Pastor que queimou Alcorão não se sente responsável por ataque à ONU

Texto publicado originalmente no UOL

O pastor americano que queimou um exemplar do Alcorão no mês passado assegurou que não sente responsabilidade alguma pelo ataque de manifestantes ao escritório da ONU no Afeganistão.
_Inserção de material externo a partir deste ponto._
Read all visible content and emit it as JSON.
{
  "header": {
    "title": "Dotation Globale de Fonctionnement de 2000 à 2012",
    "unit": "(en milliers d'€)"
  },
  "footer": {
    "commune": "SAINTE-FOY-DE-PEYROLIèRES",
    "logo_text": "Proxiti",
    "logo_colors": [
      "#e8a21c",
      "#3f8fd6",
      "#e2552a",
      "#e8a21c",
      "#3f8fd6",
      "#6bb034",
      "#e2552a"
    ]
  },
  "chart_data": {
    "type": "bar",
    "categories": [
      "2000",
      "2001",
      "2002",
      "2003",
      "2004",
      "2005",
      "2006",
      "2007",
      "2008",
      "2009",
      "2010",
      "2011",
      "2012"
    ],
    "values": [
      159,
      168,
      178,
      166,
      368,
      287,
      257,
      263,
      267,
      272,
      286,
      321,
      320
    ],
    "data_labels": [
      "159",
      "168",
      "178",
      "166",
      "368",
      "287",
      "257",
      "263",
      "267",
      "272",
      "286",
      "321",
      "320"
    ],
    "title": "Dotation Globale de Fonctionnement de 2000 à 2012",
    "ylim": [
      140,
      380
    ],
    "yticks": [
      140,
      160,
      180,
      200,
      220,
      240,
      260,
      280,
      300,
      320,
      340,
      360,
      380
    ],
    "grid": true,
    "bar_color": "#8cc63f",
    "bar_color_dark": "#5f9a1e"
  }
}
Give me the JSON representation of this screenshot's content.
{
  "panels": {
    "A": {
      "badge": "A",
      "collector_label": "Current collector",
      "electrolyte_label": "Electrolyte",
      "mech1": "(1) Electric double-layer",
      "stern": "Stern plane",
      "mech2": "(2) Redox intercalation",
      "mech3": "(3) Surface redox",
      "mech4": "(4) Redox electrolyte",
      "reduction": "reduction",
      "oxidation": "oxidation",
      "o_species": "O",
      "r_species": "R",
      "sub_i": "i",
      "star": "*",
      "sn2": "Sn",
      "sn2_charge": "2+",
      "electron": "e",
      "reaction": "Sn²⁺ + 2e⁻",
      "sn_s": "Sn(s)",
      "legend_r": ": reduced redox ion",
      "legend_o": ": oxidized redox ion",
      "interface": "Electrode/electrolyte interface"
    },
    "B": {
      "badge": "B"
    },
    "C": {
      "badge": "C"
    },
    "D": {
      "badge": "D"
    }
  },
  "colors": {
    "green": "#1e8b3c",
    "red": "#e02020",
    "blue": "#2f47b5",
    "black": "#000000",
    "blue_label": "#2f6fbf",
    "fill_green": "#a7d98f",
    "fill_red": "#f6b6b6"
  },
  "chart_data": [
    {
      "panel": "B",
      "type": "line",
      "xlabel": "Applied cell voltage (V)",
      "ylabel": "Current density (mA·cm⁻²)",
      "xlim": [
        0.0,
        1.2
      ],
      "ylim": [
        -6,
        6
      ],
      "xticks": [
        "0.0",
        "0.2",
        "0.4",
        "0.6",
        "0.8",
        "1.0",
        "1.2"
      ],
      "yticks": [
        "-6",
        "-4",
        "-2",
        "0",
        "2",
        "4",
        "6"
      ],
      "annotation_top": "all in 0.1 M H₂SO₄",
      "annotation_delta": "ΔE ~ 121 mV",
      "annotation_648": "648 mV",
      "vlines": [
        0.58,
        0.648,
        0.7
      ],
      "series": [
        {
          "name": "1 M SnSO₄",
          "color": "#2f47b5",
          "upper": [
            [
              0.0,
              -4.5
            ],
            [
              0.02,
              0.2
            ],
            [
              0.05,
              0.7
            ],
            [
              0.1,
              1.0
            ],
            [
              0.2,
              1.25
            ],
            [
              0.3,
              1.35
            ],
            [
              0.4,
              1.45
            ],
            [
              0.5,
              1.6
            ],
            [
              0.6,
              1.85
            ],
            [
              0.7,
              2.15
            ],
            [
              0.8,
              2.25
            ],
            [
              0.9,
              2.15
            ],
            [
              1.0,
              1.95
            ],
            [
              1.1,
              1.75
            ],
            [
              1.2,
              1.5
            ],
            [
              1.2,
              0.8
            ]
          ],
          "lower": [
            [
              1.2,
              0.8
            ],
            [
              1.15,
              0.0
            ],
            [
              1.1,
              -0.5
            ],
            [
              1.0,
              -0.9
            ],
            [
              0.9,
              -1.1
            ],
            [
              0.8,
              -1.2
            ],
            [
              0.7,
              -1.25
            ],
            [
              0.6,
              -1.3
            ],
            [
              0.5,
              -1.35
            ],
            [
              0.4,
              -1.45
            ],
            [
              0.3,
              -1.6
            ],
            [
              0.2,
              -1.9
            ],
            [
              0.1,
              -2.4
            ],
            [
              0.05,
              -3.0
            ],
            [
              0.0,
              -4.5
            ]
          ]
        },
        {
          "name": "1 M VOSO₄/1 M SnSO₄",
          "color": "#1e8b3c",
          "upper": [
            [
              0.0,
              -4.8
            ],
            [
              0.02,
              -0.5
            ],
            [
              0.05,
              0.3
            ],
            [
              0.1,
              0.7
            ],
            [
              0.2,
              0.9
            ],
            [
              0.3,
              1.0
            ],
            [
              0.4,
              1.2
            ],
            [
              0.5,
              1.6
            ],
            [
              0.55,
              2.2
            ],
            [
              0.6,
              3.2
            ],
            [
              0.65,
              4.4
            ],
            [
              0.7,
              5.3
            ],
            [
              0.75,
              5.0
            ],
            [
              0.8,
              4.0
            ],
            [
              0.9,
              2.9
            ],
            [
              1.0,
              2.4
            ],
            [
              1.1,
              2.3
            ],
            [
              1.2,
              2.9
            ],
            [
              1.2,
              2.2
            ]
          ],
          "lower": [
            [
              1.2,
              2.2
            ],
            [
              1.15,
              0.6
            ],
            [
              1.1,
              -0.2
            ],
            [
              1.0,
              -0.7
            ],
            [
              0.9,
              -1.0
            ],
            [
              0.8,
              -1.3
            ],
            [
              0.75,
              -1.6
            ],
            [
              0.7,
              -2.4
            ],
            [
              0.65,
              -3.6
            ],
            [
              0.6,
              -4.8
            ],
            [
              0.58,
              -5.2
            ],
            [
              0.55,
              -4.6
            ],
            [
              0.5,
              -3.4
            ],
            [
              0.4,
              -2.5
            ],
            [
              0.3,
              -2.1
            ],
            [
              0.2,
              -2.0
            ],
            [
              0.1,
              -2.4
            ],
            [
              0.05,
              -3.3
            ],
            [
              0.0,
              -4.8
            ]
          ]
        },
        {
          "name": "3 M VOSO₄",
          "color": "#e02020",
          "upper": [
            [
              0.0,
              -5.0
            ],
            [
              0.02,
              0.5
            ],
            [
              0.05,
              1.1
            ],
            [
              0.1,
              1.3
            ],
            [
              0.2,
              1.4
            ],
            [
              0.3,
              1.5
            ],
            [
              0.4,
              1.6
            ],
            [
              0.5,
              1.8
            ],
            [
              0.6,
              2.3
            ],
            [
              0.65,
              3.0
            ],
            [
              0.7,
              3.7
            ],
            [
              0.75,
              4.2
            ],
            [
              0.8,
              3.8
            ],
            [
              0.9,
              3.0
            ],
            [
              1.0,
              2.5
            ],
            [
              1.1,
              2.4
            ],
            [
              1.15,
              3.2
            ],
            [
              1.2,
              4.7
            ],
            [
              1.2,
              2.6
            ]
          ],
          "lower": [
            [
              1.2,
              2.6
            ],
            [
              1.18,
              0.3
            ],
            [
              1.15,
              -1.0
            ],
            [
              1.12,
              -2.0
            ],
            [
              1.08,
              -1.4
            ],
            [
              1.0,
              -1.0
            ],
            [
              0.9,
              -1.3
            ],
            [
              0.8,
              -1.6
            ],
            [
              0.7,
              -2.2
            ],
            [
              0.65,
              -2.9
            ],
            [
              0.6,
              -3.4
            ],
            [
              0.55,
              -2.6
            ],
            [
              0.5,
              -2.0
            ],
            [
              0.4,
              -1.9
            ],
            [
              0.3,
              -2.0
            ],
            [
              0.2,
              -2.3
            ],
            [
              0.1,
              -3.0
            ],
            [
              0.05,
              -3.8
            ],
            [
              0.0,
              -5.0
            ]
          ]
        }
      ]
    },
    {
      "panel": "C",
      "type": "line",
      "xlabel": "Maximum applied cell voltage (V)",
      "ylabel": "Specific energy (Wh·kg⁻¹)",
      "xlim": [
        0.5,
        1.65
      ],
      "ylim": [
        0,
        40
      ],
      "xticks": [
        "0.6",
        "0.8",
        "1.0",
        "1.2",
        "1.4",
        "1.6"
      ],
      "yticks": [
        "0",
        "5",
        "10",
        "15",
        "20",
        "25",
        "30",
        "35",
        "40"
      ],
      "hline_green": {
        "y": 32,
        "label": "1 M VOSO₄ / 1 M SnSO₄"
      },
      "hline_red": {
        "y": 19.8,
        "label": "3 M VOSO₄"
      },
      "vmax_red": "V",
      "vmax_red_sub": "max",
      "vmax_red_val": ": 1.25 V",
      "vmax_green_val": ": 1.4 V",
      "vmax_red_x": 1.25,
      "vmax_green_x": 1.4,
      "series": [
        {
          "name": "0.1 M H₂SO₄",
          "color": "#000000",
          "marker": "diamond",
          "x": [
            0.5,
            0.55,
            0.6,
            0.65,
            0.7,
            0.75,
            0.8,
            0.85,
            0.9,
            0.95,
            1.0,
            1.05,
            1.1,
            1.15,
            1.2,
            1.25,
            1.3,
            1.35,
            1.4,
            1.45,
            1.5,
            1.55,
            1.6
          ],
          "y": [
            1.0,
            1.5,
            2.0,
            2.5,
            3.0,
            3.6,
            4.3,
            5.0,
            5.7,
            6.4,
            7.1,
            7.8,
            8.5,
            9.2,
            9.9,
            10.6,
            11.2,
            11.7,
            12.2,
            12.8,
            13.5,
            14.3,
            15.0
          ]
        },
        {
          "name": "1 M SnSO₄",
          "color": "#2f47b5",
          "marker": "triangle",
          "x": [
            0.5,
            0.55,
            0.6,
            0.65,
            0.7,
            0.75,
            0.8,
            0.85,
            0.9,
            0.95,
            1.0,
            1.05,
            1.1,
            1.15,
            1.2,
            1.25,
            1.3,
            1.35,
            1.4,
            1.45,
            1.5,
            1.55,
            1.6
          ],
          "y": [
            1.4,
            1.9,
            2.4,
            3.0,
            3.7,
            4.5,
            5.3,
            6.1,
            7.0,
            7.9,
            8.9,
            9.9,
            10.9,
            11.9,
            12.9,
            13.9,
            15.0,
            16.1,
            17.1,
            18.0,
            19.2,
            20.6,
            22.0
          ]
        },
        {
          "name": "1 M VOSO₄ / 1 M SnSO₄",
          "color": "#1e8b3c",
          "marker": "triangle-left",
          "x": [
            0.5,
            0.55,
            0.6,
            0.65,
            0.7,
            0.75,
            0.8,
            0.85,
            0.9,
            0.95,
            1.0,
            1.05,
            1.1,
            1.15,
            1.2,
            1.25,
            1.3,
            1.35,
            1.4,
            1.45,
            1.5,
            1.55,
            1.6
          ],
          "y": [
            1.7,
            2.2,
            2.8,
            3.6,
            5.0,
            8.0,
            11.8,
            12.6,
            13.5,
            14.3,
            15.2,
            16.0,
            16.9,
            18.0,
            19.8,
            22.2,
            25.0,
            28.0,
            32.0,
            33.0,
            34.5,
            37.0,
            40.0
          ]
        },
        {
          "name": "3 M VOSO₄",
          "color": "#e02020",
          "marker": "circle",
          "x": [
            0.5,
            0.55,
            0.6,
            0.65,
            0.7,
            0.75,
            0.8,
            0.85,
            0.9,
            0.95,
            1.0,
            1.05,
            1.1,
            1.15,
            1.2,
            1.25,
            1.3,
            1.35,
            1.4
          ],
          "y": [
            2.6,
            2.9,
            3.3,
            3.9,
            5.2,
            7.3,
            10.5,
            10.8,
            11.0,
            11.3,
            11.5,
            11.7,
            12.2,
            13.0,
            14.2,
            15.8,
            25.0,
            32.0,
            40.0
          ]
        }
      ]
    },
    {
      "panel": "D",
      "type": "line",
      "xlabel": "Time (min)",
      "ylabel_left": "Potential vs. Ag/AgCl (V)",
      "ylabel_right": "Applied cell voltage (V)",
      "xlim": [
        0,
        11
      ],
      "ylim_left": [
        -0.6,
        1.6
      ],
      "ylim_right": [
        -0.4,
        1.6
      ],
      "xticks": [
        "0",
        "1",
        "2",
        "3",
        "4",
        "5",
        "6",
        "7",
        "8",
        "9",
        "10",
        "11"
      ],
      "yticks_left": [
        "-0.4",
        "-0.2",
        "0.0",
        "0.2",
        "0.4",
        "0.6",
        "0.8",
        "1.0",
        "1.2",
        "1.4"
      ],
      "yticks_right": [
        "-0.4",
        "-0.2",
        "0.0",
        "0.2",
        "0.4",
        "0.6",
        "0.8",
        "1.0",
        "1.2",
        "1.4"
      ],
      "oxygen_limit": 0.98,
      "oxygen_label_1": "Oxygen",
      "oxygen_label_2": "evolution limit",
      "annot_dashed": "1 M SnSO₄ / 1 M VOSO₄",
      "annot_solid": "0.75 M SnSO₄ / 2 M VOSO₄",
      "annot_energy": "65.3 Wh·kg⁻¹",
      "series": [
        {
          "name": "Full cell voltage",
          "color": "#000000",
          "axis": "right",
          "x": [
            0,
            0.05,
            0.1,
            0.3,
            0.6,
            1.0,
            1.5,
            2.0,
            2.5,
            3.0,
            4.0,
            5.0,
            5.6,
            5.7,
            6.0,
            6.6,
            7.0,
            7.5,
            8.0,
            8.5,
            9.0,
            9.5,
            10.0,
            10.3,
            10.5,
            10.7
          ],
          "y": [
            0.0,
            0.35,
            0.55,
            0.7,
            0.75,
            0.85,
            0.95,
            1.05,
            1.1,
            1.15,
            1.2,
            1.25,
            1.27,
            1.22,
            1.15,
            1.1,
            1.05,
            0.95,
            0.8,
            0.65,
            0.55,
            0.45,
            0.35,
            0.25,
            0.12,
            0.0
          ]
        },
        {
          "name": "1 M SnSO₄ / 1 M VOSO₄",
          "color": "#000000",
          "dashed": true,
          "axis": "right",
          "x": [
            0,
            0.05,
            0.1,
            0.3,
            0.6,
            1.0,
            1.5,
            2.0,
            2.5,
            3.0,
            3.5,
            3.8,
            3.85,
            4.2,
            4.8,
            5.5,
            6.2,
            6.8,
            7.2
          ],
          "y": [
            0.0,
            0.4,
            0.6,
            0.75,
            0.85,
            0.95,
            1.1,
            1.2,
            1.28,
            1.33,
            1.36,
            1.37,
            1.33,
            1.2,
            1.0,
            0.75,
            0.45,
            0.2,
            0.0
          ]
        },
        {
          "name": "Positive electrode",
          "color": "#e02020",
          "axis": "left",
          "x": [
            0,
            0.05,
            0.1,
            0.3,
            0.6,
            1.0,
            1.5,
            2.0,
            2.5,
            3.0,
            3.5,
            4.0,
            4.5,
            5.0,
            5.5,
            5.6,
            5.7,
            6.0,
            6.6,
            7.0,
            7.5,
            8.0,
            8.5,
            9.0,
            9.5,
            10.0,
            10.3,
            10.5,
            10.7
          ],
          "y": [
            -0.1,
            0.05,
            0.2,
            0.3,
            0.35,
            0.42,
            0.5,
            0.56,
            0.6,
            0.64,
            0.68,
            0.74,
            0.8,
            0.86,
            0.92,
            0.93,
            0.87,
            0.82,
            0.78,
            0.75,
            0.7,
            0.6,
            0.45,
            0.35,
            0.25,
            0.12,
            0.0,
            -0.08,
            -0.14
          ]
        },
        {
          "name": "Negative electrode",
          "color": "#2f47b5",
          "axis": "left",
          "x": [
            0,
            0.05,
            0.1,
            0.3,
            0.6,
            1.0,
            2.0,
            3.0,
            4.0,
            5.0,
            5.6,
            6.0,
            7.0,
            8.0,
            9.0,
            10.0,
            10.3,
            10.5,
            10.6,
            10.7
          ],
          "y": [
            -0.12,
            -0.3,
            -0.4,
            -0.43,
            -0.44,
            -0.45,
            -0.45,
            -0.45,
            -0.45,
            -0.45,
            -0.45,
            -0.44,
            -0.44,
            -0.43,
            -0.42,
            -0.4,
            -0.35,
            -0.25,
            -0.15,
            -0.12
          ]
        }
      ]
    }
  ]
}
“Ficamos aflitos com esta notícia”, declarou à AFP o pastor integrista Terry Jones, consultado sobre o ataque ao escritório das Nações Unidas em Mazar-i-Sharif (norte do Afeganistão) que deixou 12 mortos nesta sexta-feira, incluindo sete funcionários da ONU.

“Não nos sentimos responsáveis”, acrescentou o pastor evangélico, acusando “os elementos radicais do Islã de procurar uma desculpa para justificar sua violência”. “Chegou o momento de pôr fim à violência que existe em países muçulmanos como Paquistão e Afeganistão”, disse.

No dia 20 de março, o pastor, que comanda um pequeno grupo cristão chamado “Dove World Outreach Center”, em Gainesville (sudeste dos Estados Unidos), incendiou um exemplar do Alcorão ao final de um “julgamento” do livro sagrado dos muçulmanos.

O pastor já tinha suscitado polêmica no mundo em setembro de 2010 quando ameaçou incendiar o Alcorão, mas desistiu após diversas advertências feitas por chefes de Estado, incluindo o papa Bento XVI.

Os manifestantes, que atacaram a ONU no Afeganistão, fizeram uma declaração exigindo que o governo afegão “corte qualquer ligação diplomática com os Estados Unidos se o pastor que queimou o Alcorão não for julgado”.

atualização (20h)

Após queima de Corão, pastor culpa muçulmanos por violência

Terry Jones, o pastor de uma igreja na Flórida onde se queimou o Corão, declarou neste sábado que não se sente responsável pelos violentos protestos dos muçulmanos no Afeganistão.

“Não nos sentimos responsáveis”, disse Jones à emissora First Coast News da Flórida, acrescentando que “os muçulmanos e os extremistas do Islã usaram isso como uma desculpa”.

“Se não nos tivessem como desculpa, usariam outra”, declarou.

No total, nove manifestantes morreram neste sábado na conflituosa cidade de Kandahar, no sul do Afeganistão, durante a segunda jornada de protestos no país pela queima de um exemplar do Corão em 20 de março na igreja Dove World Outreach Center, em Gainesville, pelas mãos do pastor Wayne Sapp.

No primeiro dia de protestos, sete funcionários das Nações Unidas e quatro civis morreram durante o ataque contra a sede do organismo em Mazar-e-Sharif.

Na sexta-feira, em comunicado, Jones qualificou o ataque contra os escritórios das Nações Unidas no Afeganistão como um ato “trágico e criminoso”.

“O governo dos EUA e a própria ONU devem tomar uma atitude imediatamente”, acrescentou o pastor, que também lidera o grupo Stand Up América Now, crítico à religião muçulmana.

“Devemos exigir contas a estes países e pessoas pelo que fizeram e por qualquer desculpa que possam usar para promover suas atividades terroristas”, disse Jones, quem ressaltou que o islamismo “não é uma religião de paz”.